Faith Matters

Faith Matters: Week's historic moments leave some feeling in sync, others out

There is a peculiar spiritual malaise that afflicts at various times. It is the sense of being "out of sync." Pastors hear of it often.

It's the feeling grieving families have at the holidays. Holidays are supposed to be joyous, celebratory, festive, but a holiday is, for those grieving, a glaring reminder of loss. Christmas, Mother's Day -- on these days, many of us feel especially out of sync with our own faith communities.

It goes beyond holidays, though. Most of us -- at some level or another -- cultivate an avatar we put on as we gather with our faith communities. We take a shower, break out our Sunday finest, put on that happy smile. This is sustainable over the short term; it isn't too much of a burden to "fake it" for a Sunday or two. But if doubts, grief and tensions linger longer, the burden of living out of sync becomes more dramatic. Those living with long-term illness, caring for life partners and struggling with faith find the perdurance of out-of-syncness almost unbearable.

It is, in my experience, one of the most frequent reasons individuals or families disaffiliate from the religious community. It's not that they stop believing; it's just that they can't sustain an avatar -- a face -- that allows them to function in socially acceptable ways among those with whom they feel out of sync. As difficult as it is, if faith communities wish to embrace those who are out-of-sync, to create safe space for them, the communities probably will have to work on not subliminally communicating expectations that make those struggling feel unwelcome. If you are going to say, "Come as you are," you need to work on meaning it. It likely starts by simply saying, clearly, "If you feel out of sync, that's OK. It might even be a very normal feeling to have."

Here we are now, just a week after some of the most momentous historical events of our decade, and many of them have helped me feel more in sync in my own country than ever before. As a pastor, I'm thrilled more and more people will have guaranteed health coverage. I rejoice with my LGBTQ friends who now have the same guarantees to marry as I do. Pope Francis raised our collective awareness of how our care of the earth is a form of neighborly love. And we are now engaging in perhaps the most serious and potentially productive conversation about racism we have had in our nation since the Civil Rights era.

This does, however, mean I feel out of sync, and to an increased degree, with those who differ from me in their views on these matters. Christians who do not support same-gender marriage feel particularly out of sync with a pastor who does.

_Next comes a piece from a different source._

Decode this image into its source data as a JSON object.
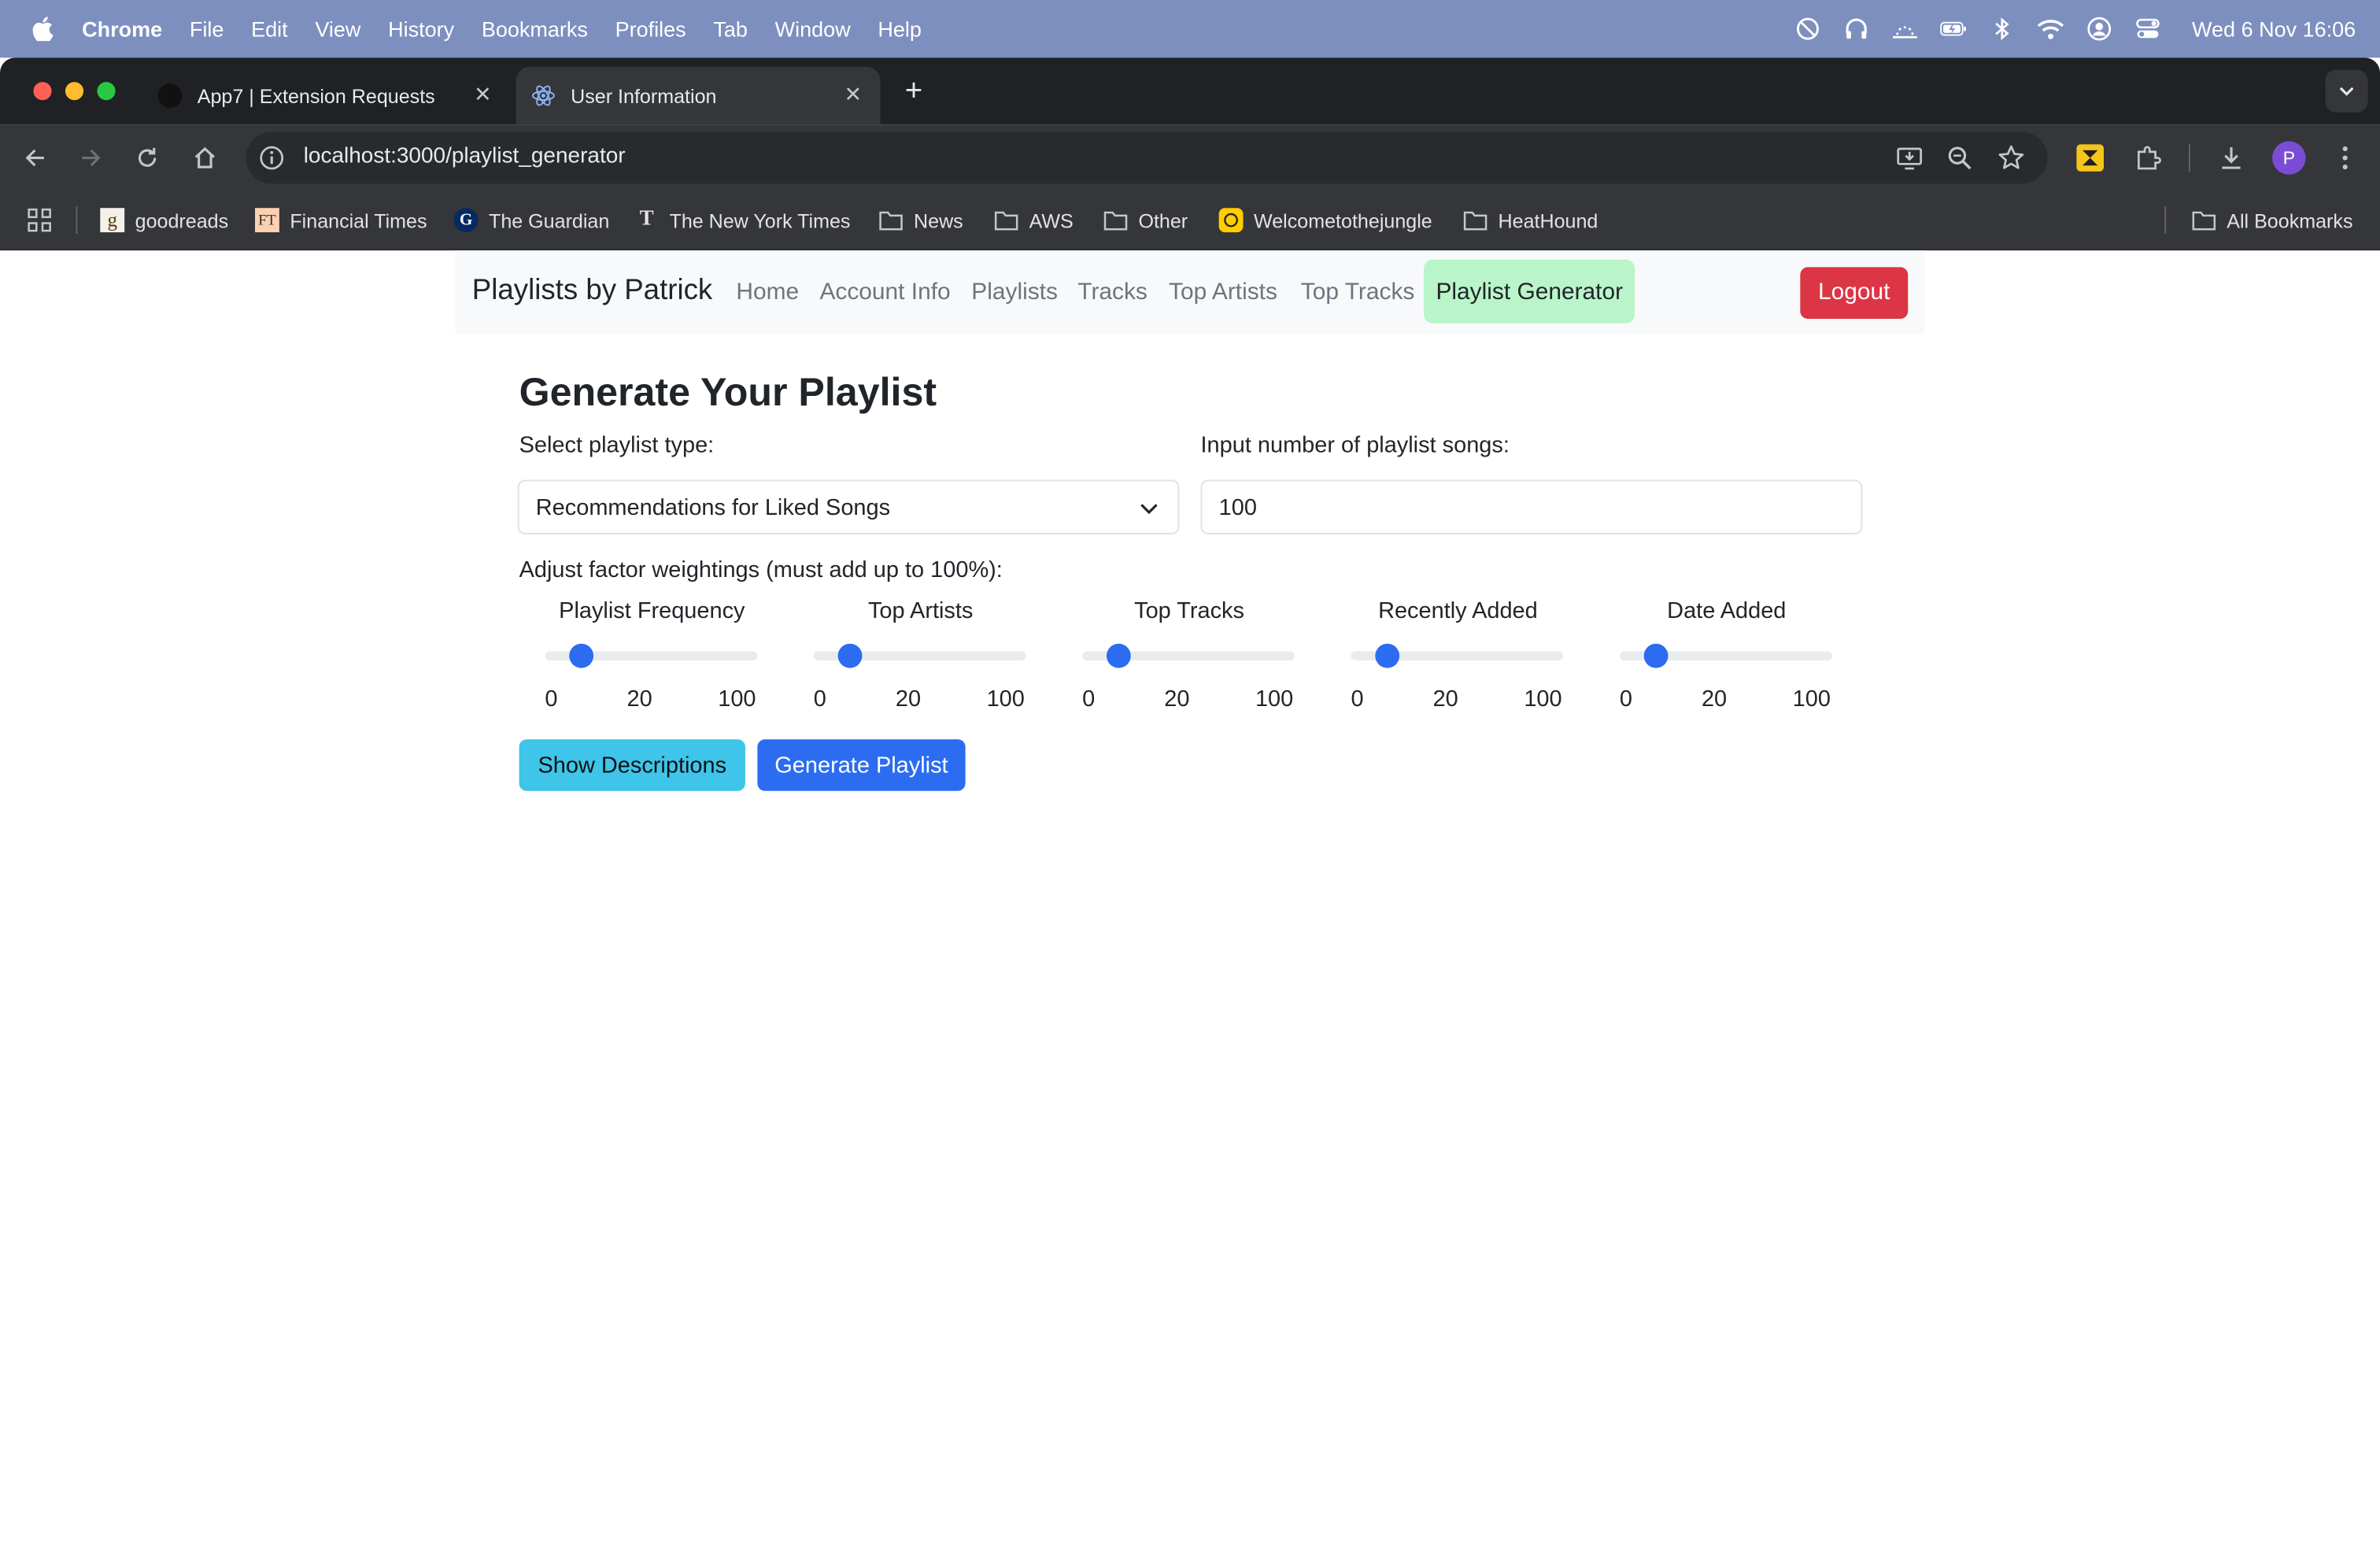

Those of us unaware of -- or unwilling to admit -- our own racial bias, those of us unable to even comprehend the difference between overt racism and systemic racism, struggle to be in sync with our brothers and sisters in minority communities who have lived under the fire of racist micro-aggression their whole lives.

First attempts at listening to one another often only exacerbate -- rather than ameliorate -- the sense of being out of sync. When we first start to listen to one another, if we are out of sync, the out-of-syncness feels even more dramatic -- because we have, for the first time, begun to chart the cartography of our difference, the space between us.

I think this is why we avoid listening to each other. We'd rather not know how out of sync we actually are.

However, if we keep listening and keep talking, we can begin to be more in sync than heretofore. Especially if we tell others -- although it is not their responsibility to teach us -- that if they make us uncomfortable, we value it because it helps us learn from them. We need to hear from our African-American brothers and sisters -- and be open to their challenge -- if we are ever going to get to a place where white Christians and African-American Christians can share common experience and a beloved community in our nation.

I do worry. I worry our recent discourse reifies polarities rather than contributes to communicative rationality. Taking down or raising flags communicates something, but does it really open space for conversation? Are we engaging in discourse in the public sphere? Are we creating communities that will do more than pay lip service? Can we actually change hearts and minds?

I've been loving that great line of Abraham Lincoln's, a sentence we could keep at the forefront of our discourse in these out-of-sync time:

With malice toward none, with charity for all, with firmness in the right, as God gives us to see the right, let us strive on to finish the work we are in, to bind up the nation's wounds.

Increased charity and tempering of malice, all while continuing our firmness in the right -- these could go as far as anything to assist us in being more spiritually in sync, one with another.